- Developer: Media Station
- Platforms: Windows Macintosh
- Release: November 1998
- Genre: Sandbox

= Tonka Workshop Playset =

Tonka Workshop Playset, also known as Tonka Workshop CD-ROM Playset, is 1998 sandbox video game developed by Media Station and published by Hasbro Interactive on CD-ROM. It is for ages 3 and up.

==Summary==
Tonka Workshop Playset lets players choose from a barn, cellar, storage shed, tree house or pickup truck, each filled with a batch of activities.
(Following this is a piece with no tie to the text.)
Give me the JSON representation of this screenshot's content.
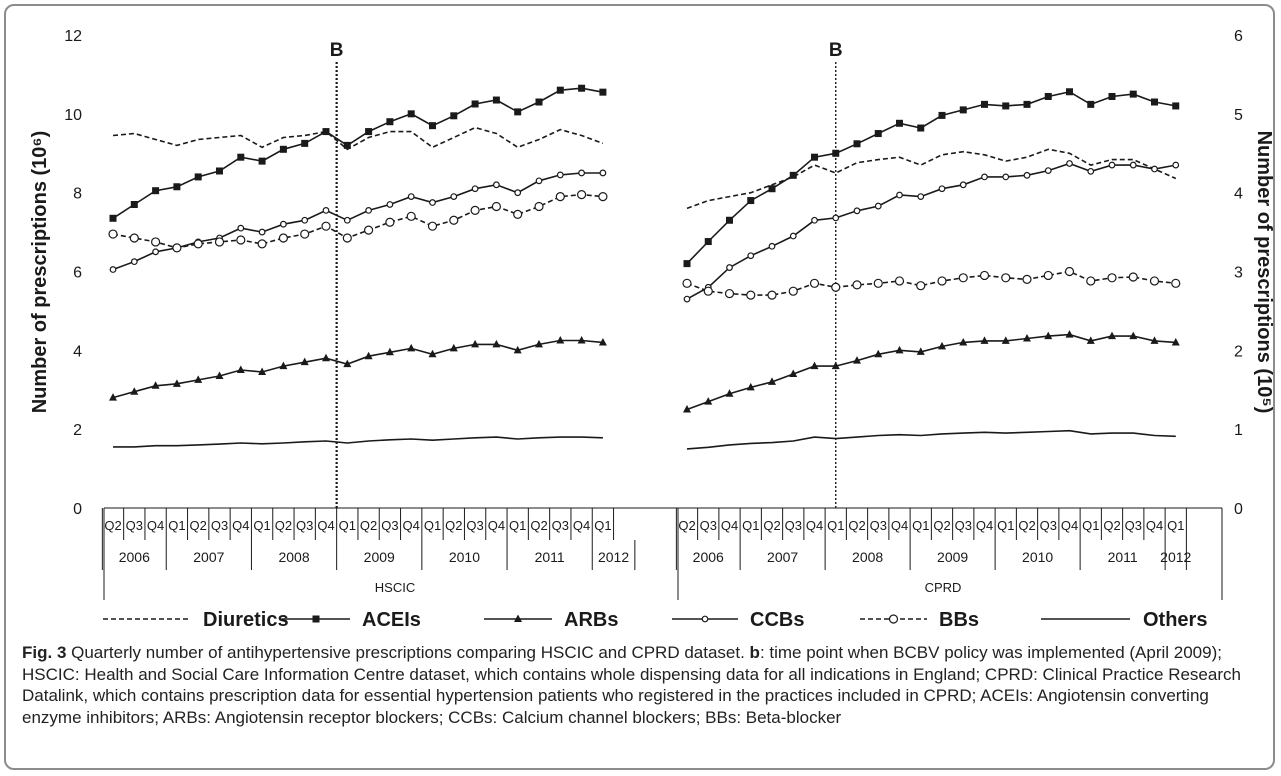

These include repairing a bicycle, a hole in a bridge to repair, as well as others.

==Development==
Tonka Workshop Playset was developed by Media Station, a company founded in 1989 and base din Ann Arbor, Michigan.

==Reception==
Games Domain enjoyed with Tonka Workshop Playset despite the technical problems. Birmingham Post-Herald called Tonka Workshop Playset a fun and great looking product.

Tonka Workshop Playset ranked 7th on PC Data's list of Top-Selling Games during its debut week of November 4 to 8 in 1998. In November 1998, it ranked 16th overall, according to PC Data.

Tonka Workshop CD-ROM Playset was given a 2002 Computer Software, & Games Award by the Canadian Toy Testing Council.